The PFL is a fighting league for American mixed martial arts. It stands for Professional Fighters League and was founded in 2018.
The new fighting league was designed to break up MMA fights into a regular season, a playoff season and the championships. Before PFL came along, fighters were expected to battle against each other all year round.
The PFL wanted to break up the times to allow different styles of tournaments for both the viewers and the fighters to participate in.
There are six weight classes in the PFL – heavyweight, light heavyweight, welterweight, lightweight, featherweight, and women’s lightweight. Unfortunately, there isn’t more variation in the women’s weight category, which means a lot of great fighters cannot join the PFL.
During the regular season, the fighters earn points, which we will explain below. At the end of the regular season, the three fighters in their respective divisions can move on to the playoffs. After that, the finalists move to the championships. The champion of each division earns a one-million-dollar prize.
The point system is designed to encourage fighters to win via finish instead of decision. The same goes for the scheduling.
In the UFC and other MMA leagues, you expect fighters to be paired due to promotional factors, such as who will get the most views.

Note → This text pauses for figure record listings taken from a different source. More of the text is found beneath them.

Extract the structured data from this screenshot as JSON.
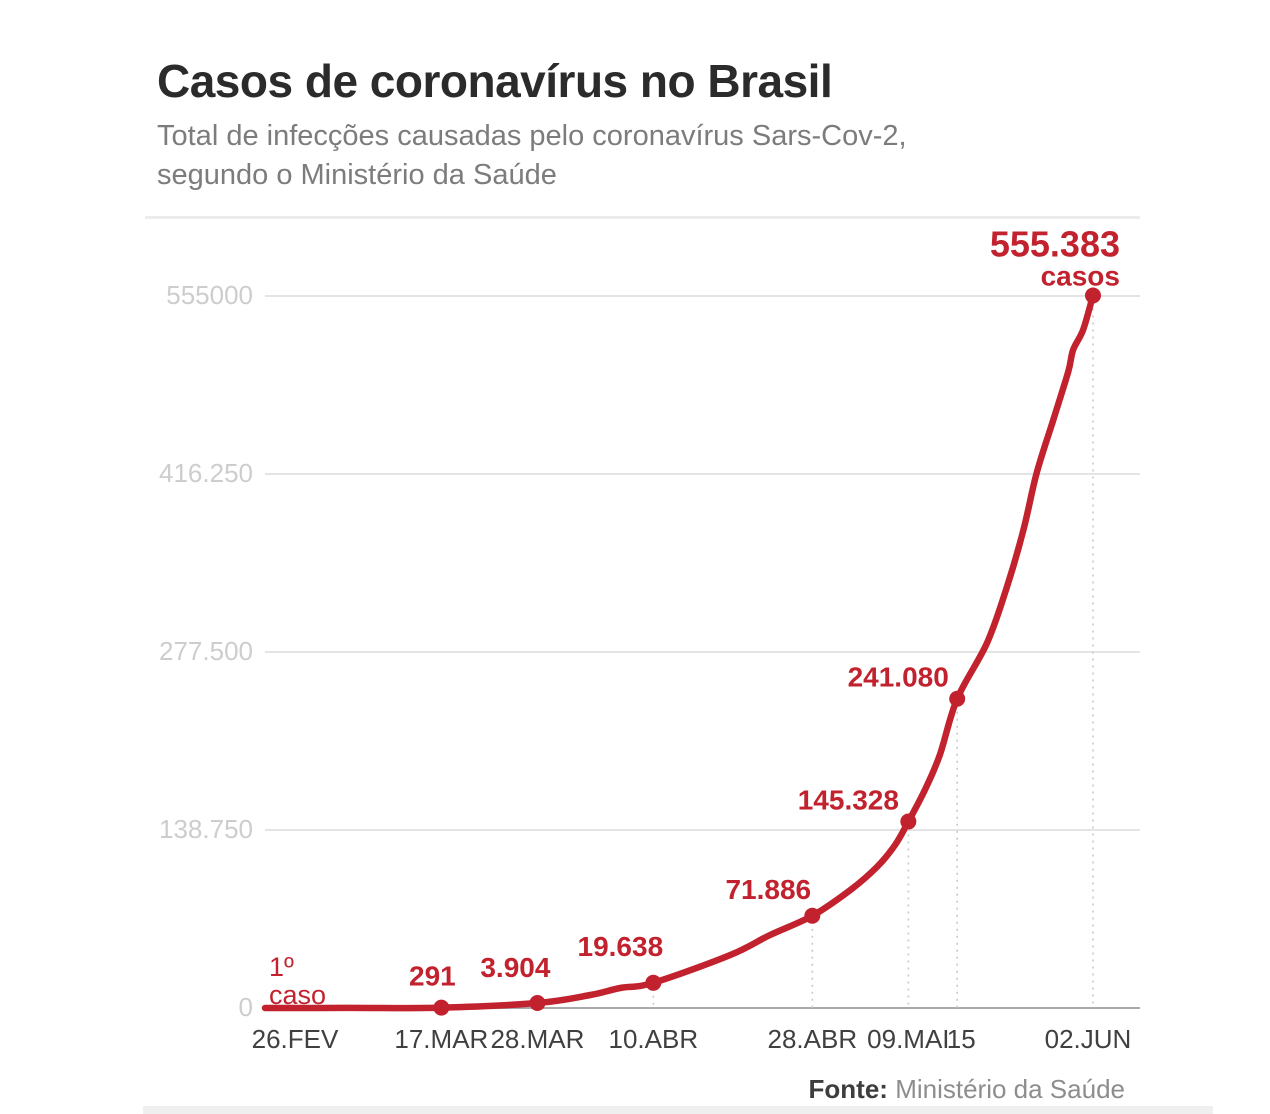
{
  "header": {
    "title": "Casos de coronavírus no Brasil",
    "subtitle_line1": "Total de infecções causadas pelo coronavírus Sars-Cov-2,",
    "subtitle_line2": "segundo o Ministério da Saúde"
  },
  "footer": {
    "source_label": "Fonte:",
    "source_value": "Ministério da Saúde"
  },
  "colors": {
    "line_red": "#c2222e",
    "grid": "#e4e4e4",
    "zero_axis": "#a9a9a9",
    "guide_dash": "#c8c8c8",
    "y_tick_text": "#cdcdcd",
    "x_tick_text": "#404040"
  },
  "chart_data": {
    "type": "line",
    "title": "Casos de coronavírus no Brasil",
    "subtitle": "Total de infecções causadas pelo coronavírus Sars-Cov-2, segundo o Ministério da Saúde",
    "source": "Fonte: Ministério da Saúde",
    "grid": true,
    "legend": "none",
    "y_axis": {
      "max": 555000,
      "min": 0,
      "tick_values": [
        555000,
        416250,
        277500,
        138750,
        0
      ],
      "tick_labels": [
        "555000",
        "416.250",
        "277.500",
        "138.750",
        "0"
      ]
    },
    "x_axis": {
      "tick_labels": [
        "26.FEV",
        "17.MAR",
        "28.MAR",
        "10.ABR",
        "28.ABR",
        "09.MAI",
        "15",
        "02.JUN"
      ]
    },
    "series": [
      {
        "name": "casos",
        "points": [
          {
            "date": "26.FEV",
            "value": 1,
            "fx": 0,
            "tick": "26.FEV",
            "label": "1º caso"
          },
          {
            "date": "06.MAR",
            "value": 50,
            "fx": 0.1
          },
          {
            "date": "17.MAR",
            "value": 291,
            "fx": 0.213,
            "tick": "17.MAR",
            "label": "291",
            "dot": true
          },
          {
            "date": "28.MAR",
            "value": 3904,
            "fx": 0.329,
            "tick": "28.MAR",
            "label": "3.904",
            "dot": true
          },
          {
            "date": "03.ABR",
            "value": 10100,
            "fx": 0.393
          },
          {
            "date": "06.ABR",
            "value": 15600,
            "fx": 0.429
          },
          {
            "date": "10.ABR",
            "value": 19638,
            "fx": 0.469,
            "tick": "10.ABR",
            "label": "19.638",
            "dot": true,
            "guide": true
          },
          {
            "date": "20.ABR",
            "value": 41300,
            "fx": 0.562
          },
          {
            "date": "24.ABR",
            "value": 56900,
            "fx": 0.61
          },
          {
            "date": "28.ABR",
            "value": 71886,
            "fx": 0.661,
            "tick": "28.ABR",
            "label": "71.886",
            "dot": true,
            "guide": true
          },
          {
            "date": "03.MAI",
            "value": 92000,
            "fx": 0.707
          },
          {
            "date": "06.MAI",
            "value": 109900,
            "fx": 0.739
          },
          {
            "date": "08.MAI",
            "value": 127100,
            "fx": 0.761
          },
          {
            "date": "09.MAI",
            "value": 145328,
            "fx": 0.777,
            "tick": "09.MAI",
            "label": "145.328",
            "dot": true,
            "guide": true
          },
          {
            "date": "11.MAI",
            "value": 170000,
            "fx": 0.797
          },
          {
            "date": "13.MAI",
            "value": 197200,
            "fx": 0.815
          },
          {
            "date": "15.MAI",
            "value": 241080,
            "fx": 0.836,
            "tick": "15",
            "label": "241.080",
            "dot": true,
            "guide": true
          },
          {
            "date": "19.MAI",
            "value": 284500,
            "fx": 0.872
          },
          {
            "date": "21.MAI",
            "value": 328200,
            "fx": 0.896
          },
          {
            "date": "24.MAI",
            "value": 372600,
            "fx": 0.916
          },
          {
            "date": "26.MAI",
            "value": 417100,
            "fx": 0.932
          },
          {
            "date": "28.MAI",
            "value": 458400,
            "fx": 0.952
          },
          {
            "date": "30.MAI",
            "value": 495800,
            "fx": 0.97
          },
          {
            "date": "31.MAI",
            "value": 513000,
            "fx": 0.976
          },
          {
            "date": "01.JUN",
            "value": 528600,
            "fx": 0.988
          },
          {
            "date": "02.JUN",
            "value": 555383,
            "fx": 1,
            "tick": "02.JUN",
            "label": "555.383",
            "unit": "casos",
            "dot": true,
            "guide": true
          }
        ]
      }
    ]
  }
}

However, the PFL everyone has to fight everyone, and each fighter could battle twice to get to the championship.
This means you don’t need to be popular to get screen time, and newcomers have the same chance to reach the championships as the favorites.

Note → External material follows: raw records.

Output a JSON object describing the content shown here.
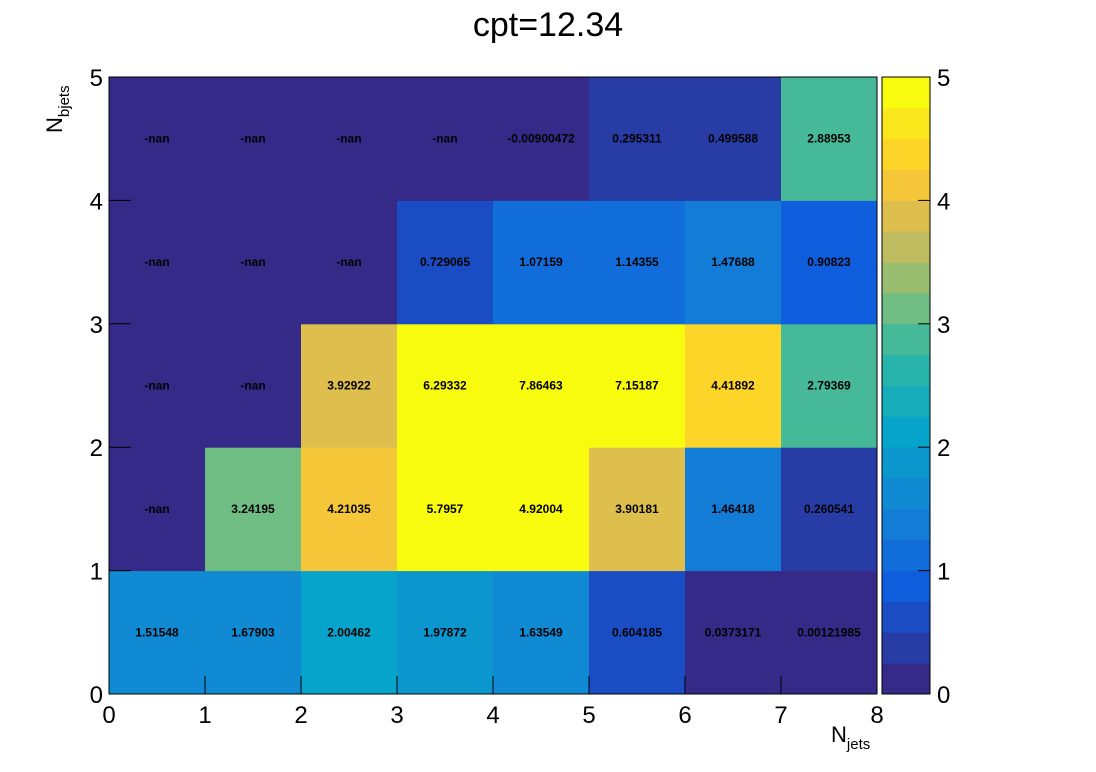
{
  "chart_data": {
    "type": "heatmap",
    "title": "cpt=12.34",
    "xlabel": {
      "base": "N",
      "sub": "jets"
    },
    "ylabel": {
      "base": "N",
      "sub": "bjets"
    },
    "xlim": [
      0,
      8
    ],
    "ylim": [
      0,
      5
    ],
    "x_ticks": [
      "0",
      "1",
      "2",
      "3",
      "4",
      "5",
      "6",
      "7",
      "8"
    ],
    "y_ticks": [
      "0",
      "1",
      "2",
      "3",
      "4",
      "5"
    ],
    "colorbar": {
      "min": 0,
      "max": 5,
      "ticks": [
        "0",
        "1",
        "2",
        "3",
        "4",
        "5"
      ],
      "levels": 20
    },
    "grid": false,
    "rows": [
      {
        "y": 0,
        "values": [
          "1.51548",
          "1.67903",
          "2.00462",
          "1.97872",
          "1.63549",
          "0.604185",
          "0.0373171",
          "0.00121985"
        ]
      },
      {
        "y": 1,
        "values": [
          "-nan",
          "3.24195",
          "4.21035",
          "5.7957",
          "4.92004",
          "3.90181",
          "1.46418",
          "0.260541"
        ]
      },
      {
        "y": 2,
        "values": [
          "-nan",
          "-nan",
          "3.92922",
          "6.29332",
          "7.86463",
          "7.15187",
          "4.41892",
          "2.79369"
        ]
      },
      {
        "y": 3,
        "values": [
          "-nan",
          "-nan",
          "-nan",
          "0.729065",
          "1.07159",
          "1.14355",
          "1.47688",
          "0.90823"
        ]
      },
      {
        "y": 4,
        "values": [
          "-nan",
          "-nan",
          "-nan",
          "-nan",
          "-0.00900472",
          "0.295311",
          "0.499588",
          "2.88953"
        ]
      }
    ]
  }
}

For the fighters themselves, the biggest difference between the UFC and the Professional Fighters League is the standardized prize money. It doesn’t matter which category is getting the most views, each division will be awarded the same winnings.
The same goes for the women’s division. Although, since they only have one division to enter, the woman champion receives the same prize money as the men winners.

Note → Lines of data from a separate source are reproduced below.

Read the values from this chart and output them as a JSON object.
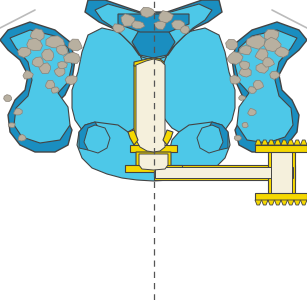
{
  "bg_color": "#ffffff",
  "dark_blue": "#1a8ec0",
  "light_blue": "#4dc8e8",
  "yellow": "#f5d800",
  "cream": "#f5f0dc",
  "gray_rock": "#b8b0a0",
  "gray_rock_dk": "#8a8278",
  "outline": "#444444",
  "figsize": [
    3.07,
    3.0
  ],
  "dpi": 100
}
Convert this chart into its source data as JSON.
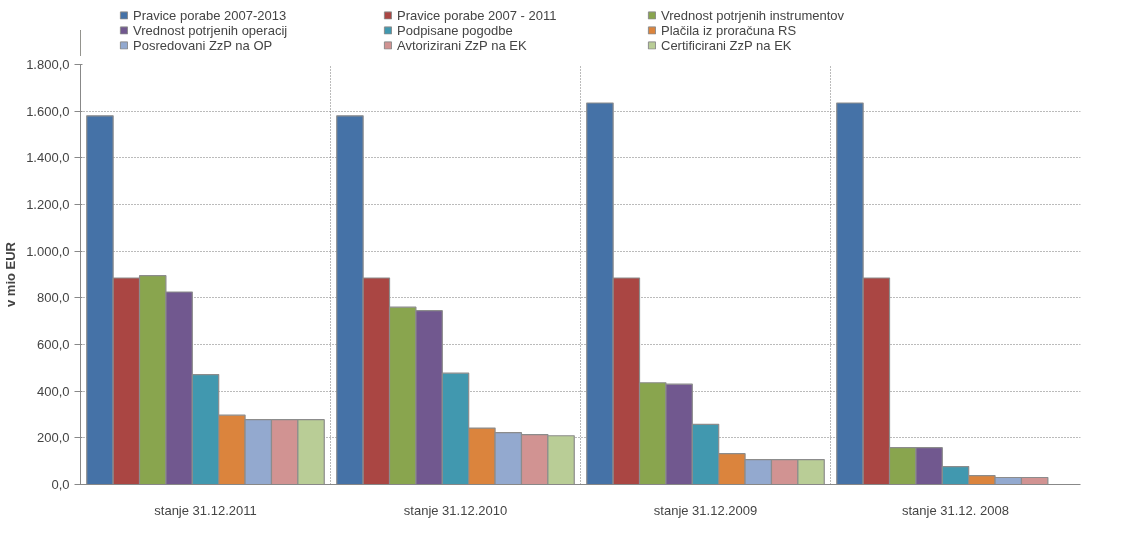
{
  "chart_data": {
    "type": "bar",
    "ylabel": "v mio EUR",
    "categories": [
      "stanje 31.12.2011",
      "stanje 31.12.2010",
      "stanje 31.12.2009",
      "stanje 31.12. 2008"
    ],
    "series": [
      {
        "name": "Pravice porabe 2007-2013",
        "color": "#4572a7",
        "values": [
          1580,
          1580,
          1635,
          1635
        ]
      },
      {
        "name": "Pravice porabe 2007 - 2011",
        "color": "#aa4643",
        "values": [
          885,
          885,
          885,
          885
        ]
      },
      {
        "name": "Vrednost potrjenih instrumentov",
        "color": "#89a54e",
        "values": [
          895,
          760,
          436,
          158
        ]
      },
      {
        "name": "Vrednost potrjenih operacij",
        "color": "#71588f",
        "values": [
          825,
          745,
          430,
          158
        ]
      },
      {
        "name": "Podpisane pogodbe",
        "color": "#4198af",
        "values": [
          471,
          477,
          258,
          77
        ]
      },
      {
        "name": "Plačila iz proračuna RS",
        "color": "#db843d",
        "values": [
          297,
          242,
          132,
          38
        ]
      },
      {
        "name": "Posredovani ZzP na OP",
        "color": "#93a9cf",
        "values": [
          278,
          222,
          107,
          30
        ]
      },
      {
        "name": "Avtorizirani ZzP na EK",
        "color": "#d19392",
        "values": [
          278,
          214,
          107,
          30
        ]
      },
      {
        "name": "Certificirani ZzP na EK",
        "color": "#b9cd96",
        "values": [
          278,
          209,
          107,
          null
        ]
      }
    ],
    "ylim": [
      0,
      1800
    ],
    "yticks": [
      {
        "value": 0,
        "label": "0,0"
      },
      {
        "value": 200,
        "label": "200,0"
      },
      {
        "value": 400,
        "label": "400,0"
      },
      {
        "value": 600,
        "label": "600,0"
      },
      {
        "value": 800,
        "label": "800,0"
      },
      {
        "value": 1000,
        "label": "1.000,0"
      },
      {
        "value": 1200,
        "label": "1.200,0"
      },
      {
        "value": 1400,
        "label": "1.400,0"
      },
      {
        "value": 1600,
        "label": "1.600,0"
      },
      {
        "value": 1800,
        "label": "1.800,0"
      }
    ],
    "grid": true,
    "legend": "top"
  }
}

The second reason that fighters are moving to PFL is due to their treatment. There are fewer fights in the PFL throughout the year, as they allow for an off-season. This means that fans don’t feel overwhelmed with the number of fights they have to catch up with, and the fighters themselves can schedule time off.
A great example of this is when Andre Harrison asked for this scheduled fight to be changed so he could attend his daughter’s birthday party. The PFL agreed to this change, creating a better working relationship between the fighters and the promotion.
Another change is allowing fighters who are overweight in their category to continue fighting. These fighters can still take part, however, they will have one point reduced from their total and they will not be able to win any points in this bout. Instead, they’ll aim to prevent other fighters from earning points.
Because of the point system, fighters no longer have to win two fights in a single night to move on to the next round, nor do they have to partake in the quarterfinals.
The points are easy to follow.
If a fighter wins, they receive 3 points. If they lose, they receive zero points.
If the fight was won by decision, no bonus points are granted. However. if it was won by submission or a knockout, you can get up to three bonus points.
If the knockout or submission happens in the first round, the winner receives an extra three bonus points. In the second round, it’s an extra two bonus points, and, in the third round, it’s an extra one bonus point.
This means that fighters who knockout their opponents in the first round receive six points in total for the match.
This encourages fighters to aim for a finish rather than wait out the game through the distance. This is because the audience loves to see a fighter fall to the ground. While aspects of PFL focus on the fighter’s well-being, this aspect is aimed to please the fans.
However, in the PFL, the tournament is scored differently and allows for an off-season break. This league promotes KOs and submissions over endurance, and every fighter has the chance to win the same amount of money, creating an even playing field among divisions.